Introduction Little quantitative data are available on the global impact of diet on chronic diseases, including cardiovascular diseases, type 2 diabetes and cancer.

Methods We used a comparative risk assessment framework to develop systematic and comparable methods to establish for selected dietary risk factors the effect sizes of probable or convincing causal diet-disease relationships; the alternative minimum risk exposure distribution; and the exposure distribution. These inputs, together with disease-specific mortality rates, allow computation of the numbers of events attributable to each dietary factor globally and in 21 world regions.

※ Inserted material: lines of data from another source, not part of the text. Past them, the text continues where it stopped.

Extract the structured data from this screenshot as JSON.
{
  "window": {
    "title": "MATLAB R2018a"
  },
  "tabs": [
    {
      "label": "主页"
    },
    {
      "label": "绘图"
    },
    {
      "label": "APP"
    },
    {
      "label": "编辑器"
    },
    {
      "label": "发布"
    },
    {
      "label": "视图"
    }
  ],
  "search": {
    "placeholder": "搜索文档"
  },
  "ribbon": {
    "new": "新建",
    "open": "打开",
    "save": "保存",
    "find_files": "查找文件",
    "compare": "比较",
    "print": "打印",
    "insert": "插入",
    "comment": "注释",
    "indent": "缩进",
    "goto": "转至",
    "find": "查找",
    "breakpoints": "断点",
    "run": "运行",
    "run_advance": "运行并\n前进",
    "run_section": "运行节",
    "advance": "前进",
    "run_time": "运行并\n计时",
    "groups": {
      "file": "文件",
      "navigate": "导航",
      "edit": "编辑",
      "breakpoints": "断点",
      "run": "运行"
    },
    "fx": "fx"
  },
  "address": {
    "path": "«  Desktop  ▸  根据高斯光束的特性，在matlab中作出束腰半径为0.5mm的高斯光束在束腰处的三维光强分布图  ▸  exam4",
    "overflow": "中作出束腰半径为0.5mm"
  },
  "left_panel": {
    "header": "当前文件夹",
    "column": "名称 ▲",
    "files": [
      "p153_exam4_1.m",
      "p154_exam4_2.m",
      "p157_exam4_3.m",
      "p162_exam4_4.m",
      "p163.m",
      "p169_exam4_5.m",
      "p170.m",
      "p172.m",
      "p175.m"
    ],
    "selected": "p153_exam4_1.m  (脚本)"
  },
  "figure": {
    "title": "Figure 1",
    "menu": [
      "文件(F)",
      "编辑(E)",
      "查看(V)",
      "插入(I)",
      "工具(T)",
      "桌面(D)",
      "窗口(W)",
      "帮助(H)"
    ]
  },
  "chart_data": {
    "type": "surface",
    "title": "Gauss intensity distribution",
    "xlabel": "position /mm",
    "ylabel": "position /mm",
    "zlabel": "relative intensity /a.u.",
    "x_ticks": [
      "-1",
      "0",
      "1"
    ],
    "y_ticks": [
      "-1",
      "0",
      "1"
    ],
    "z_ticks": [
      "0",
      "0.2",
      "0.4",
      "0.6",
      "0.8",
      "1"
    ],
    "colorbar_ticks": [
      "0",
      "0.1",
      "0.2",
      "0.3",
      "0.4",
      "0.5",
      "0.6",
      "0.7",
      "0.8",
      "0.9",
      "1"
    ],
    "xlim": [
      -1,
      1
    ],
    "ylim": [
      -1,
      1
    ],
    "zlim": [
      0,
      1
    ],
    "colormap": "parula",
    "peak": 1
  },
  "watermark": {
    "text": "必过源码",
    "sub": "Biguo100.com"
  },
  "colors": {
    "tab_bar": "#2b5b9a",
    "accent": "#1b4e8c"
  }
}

Results Using WHO evidence criteria for convincing / probable causal effects, we identified potential causal diet-disease relationships. Effect sizes and ranges of uncertainty were derived from published or de-novo systematic reviews and meta-analyses of trials or high-quality observational studies. Alternative minimum-risk distributions were identified based on amounts corresponding to lowest disease rates in existing populations. Optimal and alternative definitions for each diet exposure were established based on the data used to quantify the harmful or protective effects. We developed methods for identifying and obtaining comparable data from nationally representative diet surveys throughout the world (see separately submitted Abstract). Multi-level hierarchical models will be developed and will be presented to handle the diversity of diet metrics, units of measure, energy-adjustment techniques, and to impute missing data.

Conclusions These new methods will allow, for the first time, comparable and quantitative assessment of the global impact of specific dietary factors on chronic disease mortality. Such global assessment is not only possible, but imperative for priority setting and policy making.